Question

8-79. consider the function $y = x^3 - 9x$. homework help a. what are the zeros of the function? (factoring will help!) b. sketch a graph of the function.

Explanation:

Step1: Factor out common term

$y = x(x^2 - 9)$

Step2: Factor difference of squares

$y = x(x-3)(x+3)$

Step3: Set $y=0$ to find zeros

$x(x-3)(x+3) = 0$

Step4: Solve for $x$

$x=0$, $x-3=0 \implies x=3$, $x+3=0 \implies x=-3$

For part b:

Step1: Identify key features

Zeros at $x=-3,0,3$; leading term $x^3$ means end behavior: as $x\to+\infty$, $y\to+\infty$; as $x\to-\infty$, $y\to-\infty$

Step2: Find critical points

Take derivative: $y' = 3x^2 - 9$. Set to 0: $3x^2-9=0 \implies x^2=3 \implies x=\pm\sqrt{3}\approx\pm1.732$

Step3: Find extrema values

At $x=\sqrt{3}$: $y=(\sqrt{3})^3 -9\sqrt{3}=3\sqrt{3}-9\sqrt{3}=-6\sqrt{3}\approx-10.392$ (local min)
At $x=-\sqrt{3}$: $y=(-\sqrt{3})^3 -9(-\sqrt{3})=-3\sqrt{3}+9\sqrt{3}=6\sqrt{3}\approx10.392$ (local max)

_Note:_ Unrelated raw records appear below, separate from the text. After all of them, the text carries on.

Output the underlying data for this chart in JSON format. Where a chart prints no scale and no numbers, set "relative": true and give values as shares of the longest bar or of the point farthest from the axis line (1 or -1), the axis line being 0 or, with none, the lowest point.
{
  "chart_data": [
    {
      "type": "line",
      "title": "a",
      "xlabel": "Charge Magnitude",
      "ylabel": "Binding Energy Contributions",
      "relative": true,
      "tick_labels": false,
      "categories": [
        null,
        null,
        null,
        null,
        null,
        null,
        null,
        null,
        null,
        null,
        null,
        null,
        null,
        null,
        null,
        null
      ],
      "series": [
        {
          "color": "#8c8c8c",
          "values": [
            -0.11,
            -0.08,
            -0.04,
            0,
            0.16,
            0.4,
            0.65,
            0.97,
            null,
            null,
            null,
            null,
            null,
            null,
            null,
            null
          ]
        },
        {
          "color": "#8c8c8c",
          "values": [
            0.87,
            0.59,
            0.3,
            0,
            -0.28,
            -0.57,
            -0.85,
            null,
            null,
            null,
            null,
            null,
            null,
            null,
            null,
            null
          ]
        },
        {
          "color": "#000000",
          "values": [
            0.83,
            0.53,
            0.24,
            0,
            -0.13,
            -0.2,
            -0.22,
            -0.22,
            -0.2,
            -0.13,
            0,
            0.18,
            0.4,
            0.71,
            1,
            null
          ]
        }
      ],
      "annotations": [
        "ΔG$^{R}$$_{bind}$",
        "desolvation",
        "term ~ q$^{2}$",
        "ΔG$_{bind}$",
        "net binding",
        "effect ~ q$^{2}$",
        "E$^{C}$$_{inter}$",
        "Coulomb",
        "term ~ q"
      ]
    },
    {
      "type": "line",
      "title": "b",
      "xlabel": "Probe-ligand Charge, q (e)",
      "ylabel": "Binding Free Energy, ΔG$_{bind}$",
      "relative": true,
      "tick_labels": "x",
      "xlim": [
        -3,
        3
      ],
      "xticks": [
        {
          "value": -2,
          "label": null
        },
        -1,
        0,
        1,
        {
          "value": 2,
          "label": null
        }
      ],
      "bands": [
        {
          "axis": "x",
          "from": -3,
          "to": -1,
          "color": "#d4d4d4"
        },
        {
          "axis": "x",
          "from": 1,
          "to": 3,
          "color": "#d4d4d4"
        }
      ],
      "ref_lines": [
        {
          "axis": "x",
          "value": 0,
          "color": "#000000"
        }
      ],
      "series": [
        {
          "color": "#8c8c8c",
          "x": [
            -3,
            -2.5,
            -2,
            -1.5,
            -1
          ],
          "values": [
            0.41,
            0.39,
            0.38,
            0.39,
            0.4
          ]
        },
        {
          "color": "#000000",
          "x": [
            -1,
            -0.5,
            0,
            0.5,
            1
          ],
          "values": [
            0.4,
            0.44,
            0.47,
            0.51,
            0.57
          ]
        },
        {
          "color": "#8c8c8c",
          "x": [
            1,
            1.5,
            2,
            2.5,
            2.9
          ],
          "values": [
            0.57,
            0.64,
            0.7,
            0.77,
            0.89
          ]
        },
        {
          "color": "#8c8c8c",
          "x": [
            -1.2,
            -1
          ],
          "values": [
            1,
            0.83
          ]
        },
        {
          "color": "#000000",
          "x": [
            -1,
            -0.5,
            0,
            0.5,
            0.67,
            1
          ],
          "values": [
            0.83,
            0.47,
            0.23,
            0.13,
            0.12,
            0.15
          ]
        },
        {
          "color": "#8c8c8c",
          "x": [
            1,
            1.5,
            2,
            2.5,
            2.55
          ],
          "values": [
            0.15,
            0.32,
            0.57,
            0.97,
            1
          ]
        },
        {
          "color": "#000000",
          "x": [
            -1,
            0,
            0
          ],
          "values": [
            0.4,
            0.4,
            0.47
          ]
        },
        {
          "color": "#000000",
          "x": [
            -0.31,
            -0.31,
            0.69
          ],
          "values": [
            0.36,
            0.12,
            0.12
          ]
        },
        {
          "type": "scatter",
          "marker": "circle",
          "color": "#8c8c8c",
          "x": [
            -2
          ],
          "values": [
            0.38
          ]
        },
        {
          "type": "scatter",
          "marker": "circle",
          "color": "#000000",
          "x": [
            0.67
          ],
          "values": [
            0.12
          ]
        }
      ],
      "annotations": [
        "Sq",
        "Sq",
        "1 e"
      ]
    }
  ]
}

Step4: Plot points and sketch

Plot zeros, local max/min, then draw a smooth cubic curve matching end behavior and passing through all points.

Answer:

a. The zeros of the function are $x=-3$, $x=0$, and $x=3$.
b. A sketch of the function will:

• Cross the x-axis at $(-3,0)$, $(0,0)$, and $(3,0)$
• Have a local maximum at $(-\sqrt{3}, 6\sqrt{3})$ and a local minimum at $(\sqrt{3}, -6\sqrt{3})$
• Increase to $+\infty$ as $x$ approaches $+\infty$, and decrease to $-\infty$ as $x$ approaches $-\infty$, with a smooth cubic curve connecting all key points.